Pyresparser

A simple resume parser used for extracting information from resumes

Features

Getting Started

Installation

pip install pyresparser
# spaCy
python -m spacy download en_core_web_sm

# nltk
python -m nltk.downloader words

Usage

from pyresparser import ResumeParser
data = ResumeParser('/path/to/resume/file').get_extracted_data()

Result

The module would return a list of dictionary objects with result as follows:

[
  {
    'college_name': ['Marathwada Mitra Mandal’s College of Engineering'],
    'company_names': None,
    'degree': ['B.E. IN COMPUTER ENGINEERING'],
    'designation': ['Manager',
                    'TECHNICAL CONTENT WRITER',
                    'DATA ENGINEER'],
    'email': '[email protected]',
    'mobile_number': '8087996634',
    'name': 'Omkar Pathak',
    'no_of_pages': 3,
    'skills': ['Operating systems',
              'Linux',
              'Github',
              'Testing',
              'Content',
              'Automation',
              'Python',
              'Css',
              'Website',
              'Django',
              'Opencv',
              'Programming',
              'C',
              ...],
    'total_experience': 1.83
  }
]

Supported Resume File Formats

Advanced Options

Explicitly specifying skills file

Pyresparser comes with built-in skills file that defaults to many technical skills. You can find the default skills file here.

For extracting data against your specified skills, create a CSV file with no headers.

from pyresparser import ResumeParser
data = ResumeParser('/path/to/resume/file', skills_file='/path/to/skills.csv').get_extracted_data()
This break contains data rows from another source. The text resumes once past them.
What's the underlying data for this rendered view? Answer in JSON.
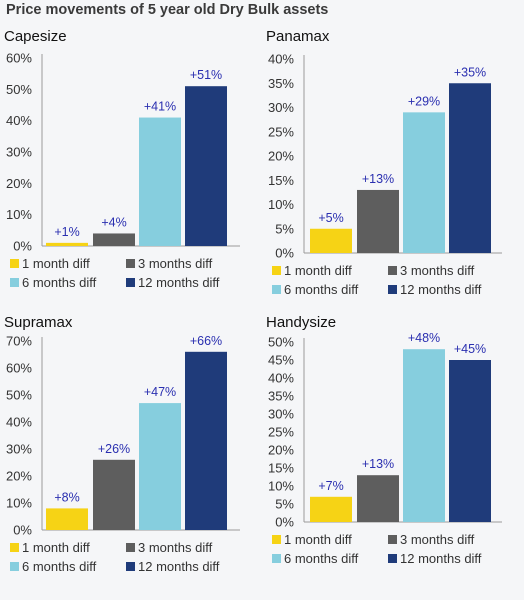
{
  "page": {
    "title": "Price movements of 5 year old Dry Bulk assets"
  },
  "colors": {
    "1 month diff": "#f6d315",
    "3 months diff": "#5e5e5e",
    "6 months diff": "#86cede",
    "12 months diff": "#1f3b7a",
    "data_label": "#2a2fb0"
  },
  "chart_data": [
    {
      "type": "bar",
      "title": "Capesize",
      "categories": [
        "1 month diff",
        "3 months diff",
        "6 months diff",
        "12 months diff"
      ],
      "values": [
        1,
        4,
        41,
        51
      ],
      "data_labels": [
        "+1%",
        "+4%",
        "+41%",
        "+51%"
      ],
      "ylim": [
        0,
        60
      ],
      "yticks": [
        "0%",
        "10%",
        "20%",
        "30%",
        "40%",
        "50%",
        "60%"
      ],
      "ytick_values": [
        0,
        10,
        20,
        30,
        40,
        50,
        60
      ],
      "legend": {
        "entries": [
          "1 month diff",
          "3 months diff",
          "6 months diff",
          "12 months diff"
        ],
        "placement": "bottom"
      }
    },
    {
      "type": "bar",
      "title": "Panamax",
      "categories": [
        "1 month diff",
        "3 months diff",
        "6 months diff",
        "12 months diff"
      ],
      "values": [
        5,
        13,
        29,
        35
      ],
      "data_labels": [
        "+5%",
        "+13%",
        "+29%",
        "+35%"
      ],
      "ylim": [
        0,
        40
      ],
      "yticks": [
        "0%",
        "5%",
        "10%",
        "15%",
        "20%",
        "25%",
        "30%",
        "35%",
        "40%"
      ],
      "ytick_values": [
        0,
        5,
        10,
        15,
        20,
        25,
        30,
        35,
        40
      ],
      "legend": {
        "entries": [
          "1 month diff",
          "3 months diff",
          "6 months diff",
          "12 months diff"
        ],
        "placement": "bottom"
      }
    },
    {
      "type": "bar",
      "title": "Supramax",
      "categories": [
        "1 month diff",
        "3 months diff",
        "6 months diff",
        "12 months diff"
      ],
      "values": [
        8,
        26,
        47,
        66
      ],
      "data_labels": [
        "+8%",
        "+26%",
        "+47%",
        "+66%"
      ],
      "ylim": [
        0,
        70
      ],
      "yticks": [
        "0%",
        "10%",
        "20%",
        "30%",
        "40%",
        "50%",
        "60%",
        "70%"
      ],
      "ytick_values": [
        0,
        10,
        20,
        30,
        40,
        50,
        60,
        70
      ],
      "legend": {
        "entries": [
          "1 month diff",
          "3 months diff",
          "6 months diff",
          "12 months diff"
        ],
        "placement": "bottom"
      }
    },
    {
      "type": "bar",
      "title": "Handysize",
      "categories": [
        "1 month diff",
        "3 months diff",
        "6 months diff",
        "12 months diff"
      ],
      "values": [
        7,
        13,
        48,
        45
      ],
      "data_labels": [
        "+7%",
        "+13%",
        "+48%",
        "+45%"
      ],
      "ylim": [
        0,
        50
      ],
      "yticks": [
        "0%",
        "5%",
        "10%",
        "15%",
        "20%",
        "25%",
        "30%",
        "35%",
        "40%",
        "45%",
        "50%"
      ],
      "ytick_values": [
        0,
        5,
        10,
        15,
        20,
        25,
        30,
        35,
        40,
        45,
        50
      ],
      "legend": {
        "entries": [
          "1 month diff",
          "3 months diff",
          "6 months diff",
          "12 months diff"
        ],
        "placement": "bottom"
      }
    }
  ]
}
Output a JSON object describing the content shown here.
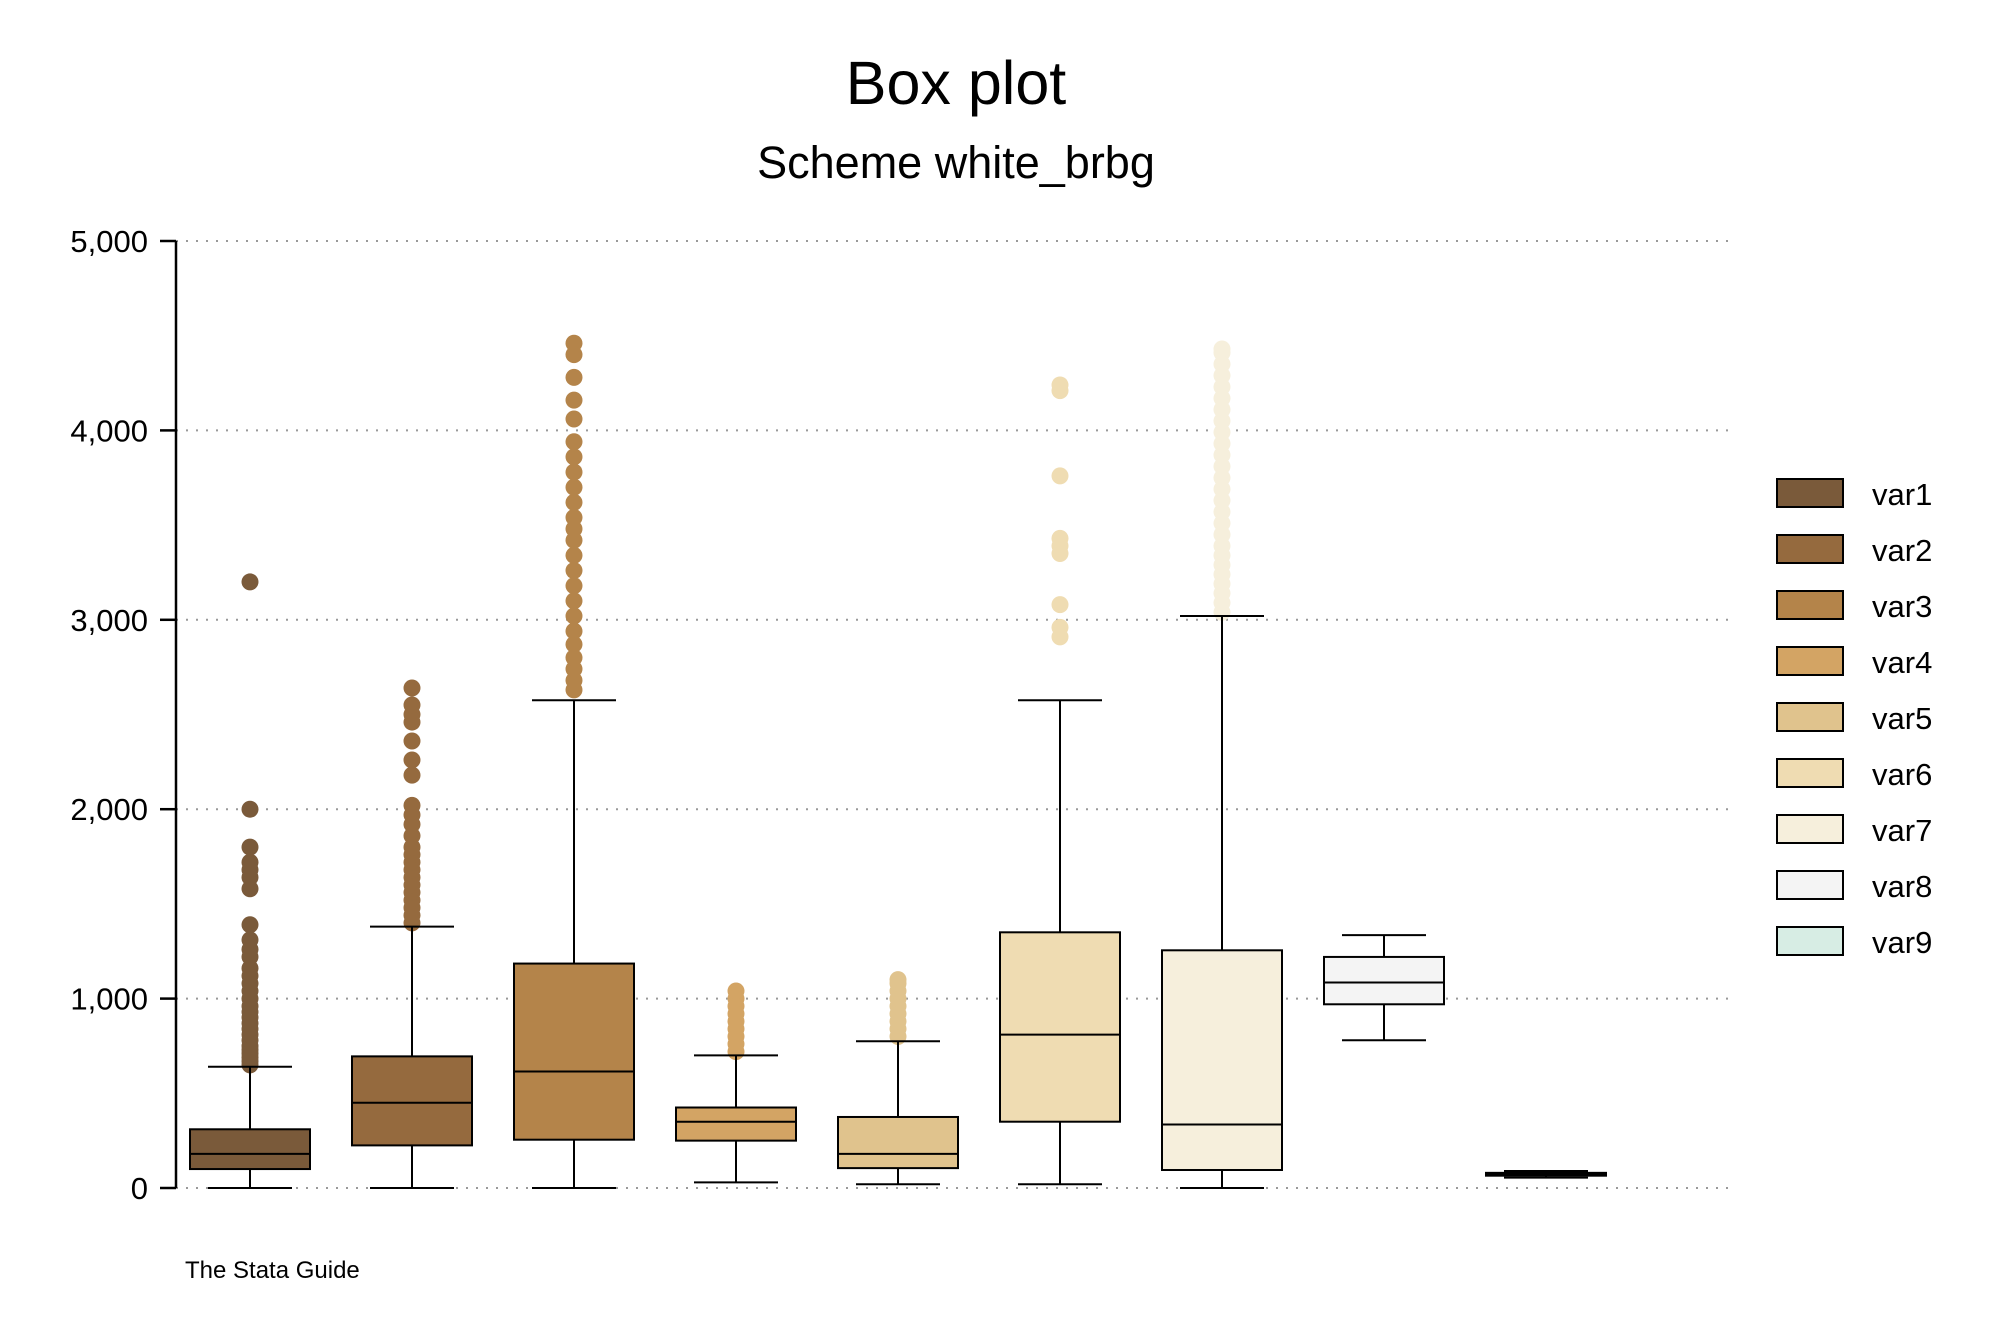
{
  "chart_data": {
    "type": "box",
    "title": "Box plot",
    "subtitle": "Scheme white_brbg",
    "note": "The Stata Guide",
    "ylim": [
      0,
      5000
    ],
    "yticks": [
      0,
      1000,
      2000,
      3000,
      4000,
      5000
    ],
    "ytick_labels": [
      "0",
      "1,000",
      "2,000",
      "3,000",
      "4,000",
      "5,000"
    ],
    "grid": true,
    "legend_position": "right",
    "series": [
      {
        "name": "var1",
        "color": "#7a5a3a",
        "whisker_low": 0,
        "q1": 100,
        "median": 180,
        "q3": 310,
        "whisker_high": 640,
        "outliers": [
          650,
          670,
          690,
          710,
          730,
          750,
          780,
          810,
          840,
          870,
          900,
          930,
          960,
          1000,
          1040,
          1080,
          1120,
          1160,
          1220,
          1260,
          1310,
          1390,
          1580,
          1640,
          1680,
          1720,
          1800,
          2000,
          3200
        ]
      },
      {
        "name": "var2",
        "color": "#956a3e",
        "whisker_low": 0,
        "q1": 225,
        "median": 450,
        "q3": 695,
        "whisker_high": 1380,
        "outliers": [
          1400,
          1440,
          1480,
          1520,
          1560,
          1600,
          1640,
          1680,
          1720,
          1760,
          1800,
          1860,
          1920,
          1970,
          2020,
          2180,
          2260,
          2360,
          2460,
          2500,
          2550,
          2640
        ]
      },
      {
        "name": "var3",
        "color": "#b4844a",
        "whisker_low": 0,
        "q1": 255,
        "median": 615,
        "q3": 1185,
        "whisker_high": 2575,
        "outliers": [
          2630,
          2680,
          2740,
          2800,
          2870,
          2940,
          3020,
          3100,
          3180,
          3260,
          3340,
          3420,
          3480,
          3540,
          3620,
          3700,
          3780,
          3860,
          3940,
          4060,
          4160,
          4280,
          4400,
          4460
        ]
      },
      {
        "name": "var4",
        "color": "#d3a464",
        "whisker_low": 30,
        "q1": 250,
        "median": 350,
        "q3": 425,
        "whisker_high": 700,
        "outliers": [
          720,
          760,
          800,
          840,
          880,
          920,
          960,
          1000,
          1040
        ]
      },
      {
        "name": "var5",
        "color": "#e0c38d",
        "whisker_low": 20,
        "q1": 105,
        "median": 180,
        "q3": 375,
        "whisker_high": 775,
        "outliers": [
          800,
          840,
          880,
          920,
          960,
          1000,
          1040,
          1080,
          1100
        ]
      },
      {
        "name": "var6",
        "color": "#efdcb2",
        "whisker_low": 20,
        "q1": 350,
        "median": 810,
        "q3": 1350,
        "whisker_high": 2575,
        "outliers": [
          2910,
          2960,
          3080,
          3350,
          3390,
          3430,
          3760,
          4210,
          4240
        ]
      },
      {
        "name": "var7",
        "color": "#f6efdc",
        "whisker_low": 0,
        "q1": 95,
        "median": 335,
        "q3": 1255,
        "whisker_high": 3020,
        "outliers": [
          3040,
          3090,
          3140,
          3190,
          3240,
          3290,
          3340,
          3390,
          3450,
          3510,
          3570,
          3630,
          3690,
          3750,
          3810,
          3870,
          3930,
          3990,
          4050,
          4110,
          4170,
          4230,
          4290,
          4350,
          4410,
          4430
        ]
      },
      {
        "name": "var8",
        "color": "#f4f4f4",
        "whisker_low": 780,
        "q1": 970,
        "median": 1085,
        "q3": 1220,
        "whisker_high": 1335,
        "outliers": []
      },
      {
        "name": "var9",
        "color": "#d7ede4",
        "whisker_low": 55,
        "q1": 65,
        "median": 72,
        "q3": 80,
        "whisker_high": 90,
        "outliers": []
      }
    ]
  }
}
Explicitly providing regex to parse phone numbers

While pyresparser parses most of the phone numbers correctly, there is a possibility of new patterns being added in near future. Hence, we can explicitly provide the regex required to parse the desired phone numbers. This can be done using

from pyresparser import ResumeParser
data = ResumeParser('/path/to/resume/file', custom_regex='pattern').get_extracted_data()